Publié le 21 mars 2024, une enquête récente révèle que le Canada, autrefois considéré comme un chef de file en matière d’intelligence artificielle (IA), est désormais en train de perdre du terrain à cause d’un sous-investissement chronique dans sa puissance de calcul.
Au cœur de cette problématique se trouve Niagara, le 212e système informatique le plus puissant du monde, situé de manière incongrue à côté d’un restaurant A&W à Vaughan, Ontario. Ce site, ainsi que d’autres à travers le pays, est vital pour une variété de domaines de recherche, mais peine à satisfaire la demande croissante, particulièrement aiguë dans le secteur de l’IA.
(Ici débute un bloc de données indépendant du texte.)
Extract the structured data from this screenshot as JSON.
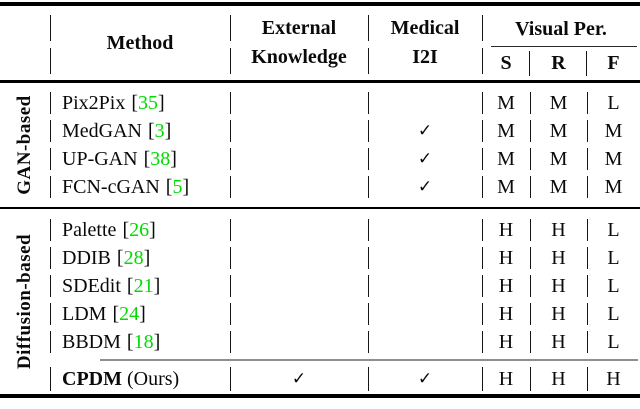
{
  "colors": {
    "citation_green": "#00DC00"
  },
  "cite_open": "[",
  "cite_close": "]",
  "header": {
    "method": "Method",
    "external": [
      "External",
      "Knowledge"
    ],
    "medical": [
      "Medical",
      "I2I"
    ],
    "visual_per": "Visual Per.",
    "sub_columns": [
      "S",
      "R",
      "F"
    ]
  },
  "sections": [
    {
      "label": "GAN-based",
      "rows": [
        {
          "method": "Pix2Pix",
          "cite": "35",
          "external": "",
          "medical": "",
          "s": "M",
          "r": "M",
          "f": "L"
        },
        {
          "method": "MedGAN",
          "cite": "3",
          "external": "",
          "medical": "✓",
          "s": "M",
          "r": "M",
          "f": "M"
        },
        {
          "method": "UP-GAN",
          "cite": "38",
          "external": "",
          "medical": "✓",
          "s": "M",
          "r": "M",
          "f": "M"
        },
        {
          "method": "FCN-cGAN",
          "cite": "5",
          "external": "",
          "medical": "✓",
          "s": "M",
          "r": "M",
          "f": "M"
        }
      ]
    },
    {
      "label": "Diffusion-based",
      "rows": [
        {
          "method": "Palette",
          "cite": "26",
          "external": "",
          "medical": "",
          "s": "H",
          "r": "H",
          "f": "L"
        },
        {
          "method": "DDIB",
          "cite": "28",
          "external": "",
          "medical": "",
          "s": "H",
          "r": "H",
          "f": "L"
        },
        {
          "method": "SDEdit",
          "cite": "21",
          "external": "",
          "medical": "",
          "s": "H",
          "r": "H",
          "f": "L"
        },
        {
          "method": "LDM",
          "cite": "24",
          "external": "",
          "medical": "",
          "s": "H",
          "r": "H",
          "f": "L"
        },
        {
          "method": "BBDM",
          "cite": "18",
          "external": "",
          "medical": "",
          "s": "H",
          "r": "H",
          "f": "L"
        }
      ]
    }
  ],
  "final_row": {
    "method_bold": "CPDM",
    "method_rest": "(Ours)",
    "external": "✓",
    "medical": "✓",
    "s": "H",
    "r": "H",
    "f": "H"
  }
}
Les instituts d’IA du Canada, reconnus mondialement, comme le Mila à Montréal, Vector Institute à Toronto et l’Amii en Alberta, dépendent fortement de cette infrastructure nationale. Cependant, leur capacité actuelle est loin de suffire face à l’explosion des besoins en calcul pour le développement et l’entraînement de modèles d’IA, surtout des modèles de langage de grande envergure. Cette insuffisance menace de dilapider l’avantage compétitif du Canada en IA, incitant les talents locaux à se tourner vers des horizons plus prometteurs, notamment les États-Unis.
Face à une compétition mondiale accrue, où des pays comme les États-Unis, le Japon, l’Allemagne et la Grande-Bretagne investissent massivement dans leur infrastructure de calcul, le Canada semble marquer le pas. La comparaison est d’autant plus frappante que la Grande-Bretagne a annoncé un investissement de près de 2,9 milliards de dollars canadiens pour élargir l’accès au calcul et développer son infrastructure, alors que le Canada s’est contenté de 40 millions de dollars en 2021 pour stimuler l’IA.
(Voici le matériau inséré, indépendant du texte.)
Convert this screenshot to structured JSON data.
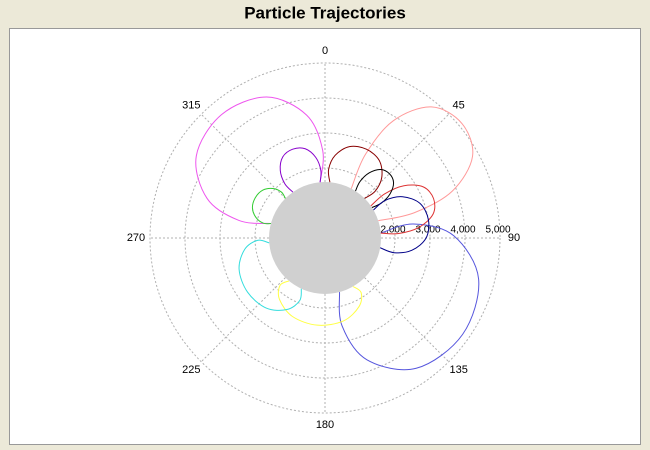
{
  "chart_data": {
    "type": "polar",
    "title": "Particle Trajectories",
    "rlim": [
      0,
      5000
    ],
    "rticks": [
      {
        "value": 2000,
        "label": "2,000"
      },
      {
        "value": 3000,
        "label": "3,000"
      },
      {
        "value": 4000,
        "label": "4,000"
      },
      {
        "value": 5000,
        "label": "5,000"
      }
    ],
    "angle_ticks": [
      0,
      45,
      90,
      135,
      180,
      225,
      270,
      315
    ],
    "grid": true,
    "planet": {
      "radius": 1600,
      "color": "#d0d0d0"
    },
    "series": [
      {
        "color": "#ff9999",
        "theta": [
          28,
          25.8,
          30.2,
          39,
          50,
          61,
          69.8,
          74.2,
          72
        ],
        "values": [
          1600,
          2650,
          3875,
          4820,
          5100,
          4820,
          3875,
          2650,
          1600
        ]
      },
      {
        "color": "#5555dd",
        "theta": [
          85,
          81,
          89,
          105,
          125,
          145,
          161,
          169,
          165
        ],
        "values": [
          1600,
          2560,
          3680,
          4544,
          4800,
          4544,
          3680,
          2560,
          1600
        ]
      },
      {
        "color": "#ee55ee",
        "theta": [
          285,
          281.5,
          288.5,
          302.5,
          320,
          337.5,
          351.5,
          358.5,
          355
        ],
        "values": [
          1600,
          2500,
          3550,
          4360,
          4600,
          4360,
          3550,
          2500,
          1600
        ]
      },
      {
        "color": "#dd3333",
        "theta": [
          55,
          53.5,
          56.5,
          62.5,
          70,
          77.5,
          83.5,
          86.5,
          85
        ],
        "values": [
          1600,
          2110,
          2705,
          3164,
          3300,
          3164,
          2705,
          2110,
          1600
        ]
      },
      {
        "color": "#ffff44",
        "theta": [
          150,
          146.5,
          153.5,
          167.5,
          185,
          202.5,
          216.5,
          223.5,
          220
        ],
        "values": [
          1600,
          1870,
          2185,
          2428,
          2500,
          2428,
          2185,
          1870,
          1600
        ]
      },
      {
        "color": "#33dddd",
        "theta": [
          205,
          202,
          208,
          220,
          235,
          250,
          262,
          268,
          265
        ],
        "values": [
          1600,
          1930,
          2315,
          2612,
          2700,
          2612,
          2315,
          1930,
          1600
        ]
      },
      {
        "color": "#880000",
        "theta": [
          5,
          3,
          7,
          15,
          25,
          35,
          43,
          47,
          45
        ],
        "values": [
          1600,
          1960,
          2380,
          2704,
          2800,
          2704,
          2380,
          1960,
          1600
        ]
      },
      {
        "color": "#000000",
        "theta": [
          33,
          31.8,
          34.2,
          39,
          45,
          51,
          55.8,
          58.2,
          57
        ],
        "values": [
          1600,
          1900,
          2250,
          2520,
          2600,
          2520,
          2250,
          1900,
          1600
        ]
      },
      {
        "color": "#33cc33",
        "theta": [
          285,
          283.5,
          286.5,
          292.5,
          300,
          307.5,
          313.5,
          316.5,
          315
        ],
        "values": [
          1600,
          1810,
          2055,
          2244,
          2300,
          2244,
          2055,
          1810,
          1600
        ]
      },
      {
        "color": "#000088",
        "theta": [
          60,
          58,
          62,
          70,
          80,
          90,
          98,
          102,
          100
        ],
        "values": [
          1600,
          2020,
          2510,
          2888,
          3000,
          2888,
          2510,
          2020,
          1600
        ]
      },
      {
        "color": "#8800cc",
        "theta": [
          325,
          323.5,
          326.5,
          332.5,
          340,
          347.5,
          353.5,
          356.5,
          355
        ],
        "values": [
          1600,
          1930,
          2315,
          2612,
          2700,
          2612,
          2315,
          1930,
          1600
        ]
      }
    ]
  }
}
L’appel à l’action est clair : le Canada doit investir de manière significative, certains suggérant jusqu’à 10 milliards de dollars sur plusieurs années, pour rattraper son retard. Sans un engagement ferme à construire rapidement une capacité de calcul compétitive, le Canada risque de voir son écosystème d’IA, autrefois florissant, s’étioler face à la concurrence internationale. Cet enjeu crucial attend une réponse dans le prochain budget fédéral, suscitant à la fois espoir et inquiétude au sein de la communauté de recherche et d’innovation du pays.
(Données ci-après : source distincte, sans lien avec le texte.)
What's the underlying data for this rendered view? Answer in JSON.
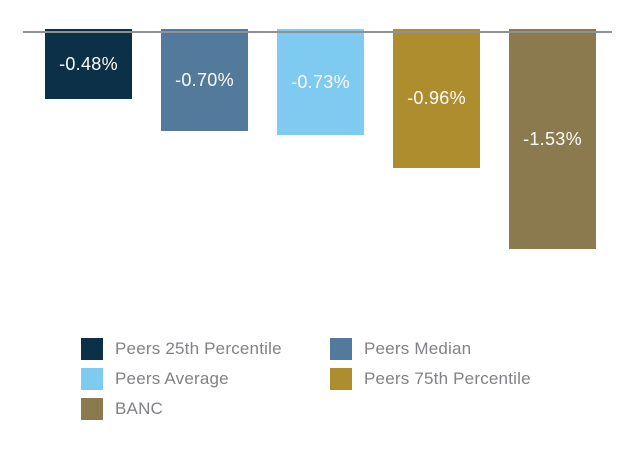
{
  "chart_data": {
    "type": "bar",
    "title": "",
    "xlabel": "",
    "ylabel": "",
    "ylim": [
      -1.7,
      0
    ],
    "baseline": 0,
    "grid": false,
    "axis_line_color": "#8e9294",
    "value_label_color": "#fdfdfc",
    "legend_position": "bottom",
    "legend_columns": 2,
    "legend_text_color": "#808285",
    "categories": [
      "Peers 25th Percentile",
      "Peers Median",
      "Peers Average",
      "Peers 75th Percentile",
      "BANC"
    ],
    "values": [
      -0.48,
      -0.7,
      -0.73,
      -0.96,
      -1.53
    ],
    "bars": [
      {
        "category": "Peers 25th Percentile",
        "value": -0.48,
        "label": "-0.48%",
        "color": "#0d3049",
        "slug": "peers-25th-percentile"
      },
      {
        "category": "Peers Median",
        "value": -0.7,
        "label": "-0.70%",
        "color": "#53799b",
        "slug": "peers-median"
      },
      {
        "category": "Peers Average",
        "value": -0.73,
        "label": "-0.73%",
        "color": "#7fcaf0",
        "slug": "peers-average"
      },
      {
        "category": "Peers 75th Percentile",
        "value": -0.96,
        "label": "-0.96%",
        "color": "#ad8d2d",
        "slug": "peers-75th-percentile"
      },
      {
        "category": "BANC",
        "value": -1.53,
        "label": "-1.53%",
        "color": "#8a7a4e",
        "slug": "banc"
      }
    ],
    "legend_items": [
      {
        "label": "Peers 25th Percentile",
        "color": "#0d3049",
        "slug": "peers-25th-percentile"
      },
      {
        "label": "Peers Median",
        "color": "#53799b",
        "slug": "peers-median"
      },
      {
        "label": "Peers Average",
        "color": "#7fcaf0",
        "slug": "peers-average"
      },
      {
        "label": "Peers 75th Percentile",
        "color": "#ad8d2d",
        "slug": "peers-75th-percentile"
      },
      {
        "label": "BANC",
        "color": "#8a7a4e",
        "slug": "banc"
      }
    ]
  }
}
La dépendance croissante à l’égard des superordinateurs et des unités de traitement graphique (GPU) pour l’entraînement des modèles d’IA met en lumière un défi majeur pour le Canada : rester à la pointe de l’innovation tout en répondant à une demande mondiale en constante augmentation pour ces ressources précieuses. Les systèmes actuels, comme Narval au Québec, malgré leur importance, ne suffisent plus à satisfaire les besoins exponentiels de l’industrie. Cette situation pousse non seulement les chercheurs mais aussi les entreprises canadiennes à la recherche de puissance de calcul à explorer des solutions à l’étranger, accentuant ainsi le risque d’une fuite des cerveaux et des capitaux hors du pays.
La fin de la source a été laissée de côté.